Todo eso porque cambié mi perspectiva. Porque gracias a los consejos de una maestra feminista, me cuestioné mi forma de comportarme y de ver a las otras. Si consideraba a todas como “las malas”, quizá era yo la que estaba siendo injusta.

Cada que mi tía o una chica dice categóricamente: “prefiero los hombres que a las mujeres” trato de respirar, de no atacar y cuestionarlas.

¿Ninguna mujer ha estado a tu lado cuando más lo necesitabas? ¿Con las mujeres te sientes en riesgo, de igual manera que ante un hombre? ¿Los hombres nunca han sido malvados contigo, nunca te han llamado “zorra”, “fea”, “tonta” de frente o a tus espaldas como aseguras que lo hacen las mujeres? ¿Te has acercado, en serio, con ellas? ¿Entiendes que esa competencia y rivalidad la has vivido desde niña porque te la enseñaron, porque la aprendiste?

Todos los días veo a mujeres que, aunque no se consideren amigas, dejan de lado el sentimiento de rivalidad.
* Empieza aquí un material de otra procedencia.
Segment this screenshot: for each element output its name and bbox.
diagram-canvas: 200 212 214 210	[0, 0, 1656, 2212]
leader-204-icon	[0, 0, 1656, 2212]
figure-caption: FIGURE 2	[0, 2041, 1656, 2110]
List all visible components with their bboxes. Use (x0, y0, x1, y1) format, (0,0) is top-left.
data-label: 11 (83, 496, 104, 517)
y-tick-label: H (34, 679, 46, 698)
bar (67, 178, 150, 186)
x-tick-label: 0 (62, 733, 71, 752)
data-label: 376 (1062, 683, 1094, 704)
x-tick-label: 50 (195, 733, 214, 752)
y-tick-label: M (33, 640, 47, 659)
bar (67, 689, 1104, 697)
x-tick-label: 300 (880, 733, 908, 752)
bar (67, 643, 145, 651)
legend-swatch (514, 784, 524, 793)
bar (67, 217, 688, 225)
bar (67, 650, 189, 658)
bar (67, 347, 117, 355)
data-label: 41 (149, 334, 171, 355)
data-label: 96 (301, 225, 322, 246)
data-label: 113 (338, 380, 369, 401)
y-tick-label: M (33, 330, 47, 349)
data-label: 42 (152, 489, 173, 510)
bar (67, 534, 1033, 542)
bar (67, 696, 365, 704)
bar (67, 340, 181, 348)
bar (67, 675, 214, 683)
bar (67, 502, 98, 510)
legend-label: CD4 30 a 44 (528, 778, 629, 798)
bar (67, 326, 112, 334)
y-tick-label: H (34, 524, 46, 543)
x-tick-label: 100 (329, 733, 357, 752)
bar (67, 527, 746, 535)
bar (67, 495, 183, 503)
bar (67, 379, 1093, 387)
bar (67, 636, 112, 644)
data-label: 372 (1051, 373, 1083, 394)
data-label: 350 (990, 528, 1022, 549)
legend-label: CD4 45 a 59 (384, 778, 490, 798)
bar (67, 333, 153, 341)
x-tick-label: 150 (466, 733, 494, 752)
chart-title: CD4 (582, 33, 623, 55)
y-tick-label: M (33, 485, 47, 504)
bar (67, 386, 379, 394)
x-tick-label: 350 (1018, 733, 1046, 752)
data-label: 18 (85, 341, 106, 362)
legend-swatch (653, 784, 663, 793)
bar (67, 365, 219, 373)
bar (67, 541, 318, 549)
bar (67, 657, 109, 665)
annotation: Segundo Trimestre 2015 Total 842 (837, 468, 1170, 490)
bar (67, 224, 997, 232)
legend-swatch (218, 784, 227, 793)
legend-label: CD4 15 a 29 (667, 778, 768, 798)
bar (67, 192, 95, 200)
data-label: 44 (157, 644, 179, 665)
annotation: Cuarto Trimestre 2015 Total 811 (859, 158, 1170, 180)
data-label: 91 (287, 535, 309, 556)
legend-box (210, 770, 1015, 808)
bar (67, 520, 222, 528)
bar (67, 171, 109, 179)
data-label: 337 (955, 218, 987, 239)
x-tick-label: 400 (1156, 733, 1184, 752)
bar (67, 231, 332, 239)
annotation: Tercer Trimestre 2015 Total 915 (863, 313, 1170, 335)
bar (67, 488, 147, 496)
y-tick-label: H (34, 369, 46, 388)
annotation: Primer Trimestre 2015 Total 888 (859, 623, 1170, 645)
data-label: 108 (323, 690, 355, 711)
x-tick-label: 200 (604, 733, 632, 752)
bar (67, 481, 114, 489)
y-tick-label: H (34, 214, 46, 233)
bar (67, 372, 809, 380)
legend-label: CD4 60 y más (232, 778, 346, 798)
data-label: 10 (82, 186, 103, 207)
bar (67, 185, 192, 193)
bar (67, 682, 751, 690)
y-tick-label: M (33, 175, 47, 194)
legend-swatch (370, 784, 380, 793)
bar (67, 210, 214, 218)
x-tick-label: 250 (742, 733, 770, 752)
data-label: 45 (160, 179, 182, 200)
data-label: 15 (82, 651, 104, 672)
Lo vi hace 3 años con la desconocida, la policía y Viri en el Centro Histórico. Lo vi por miles en la marcha del pasado 8 de marzo, donde todas nos unimos, pese a nuestras diferencias, en un puño, en un grito, en un color: el de la exigencia de justicia. La alianza entre nosotras es difícil, luchamos contra una creencia patriarcal que nos ha sometido por décadas. Pero cuando nos rebelamos y rompemos el antagonismo, el niño patriarcado llora. El apoyo incondicional entre nosotras surge. Y ahí es donde todas, sin saberlo, nos hacemos más unidas.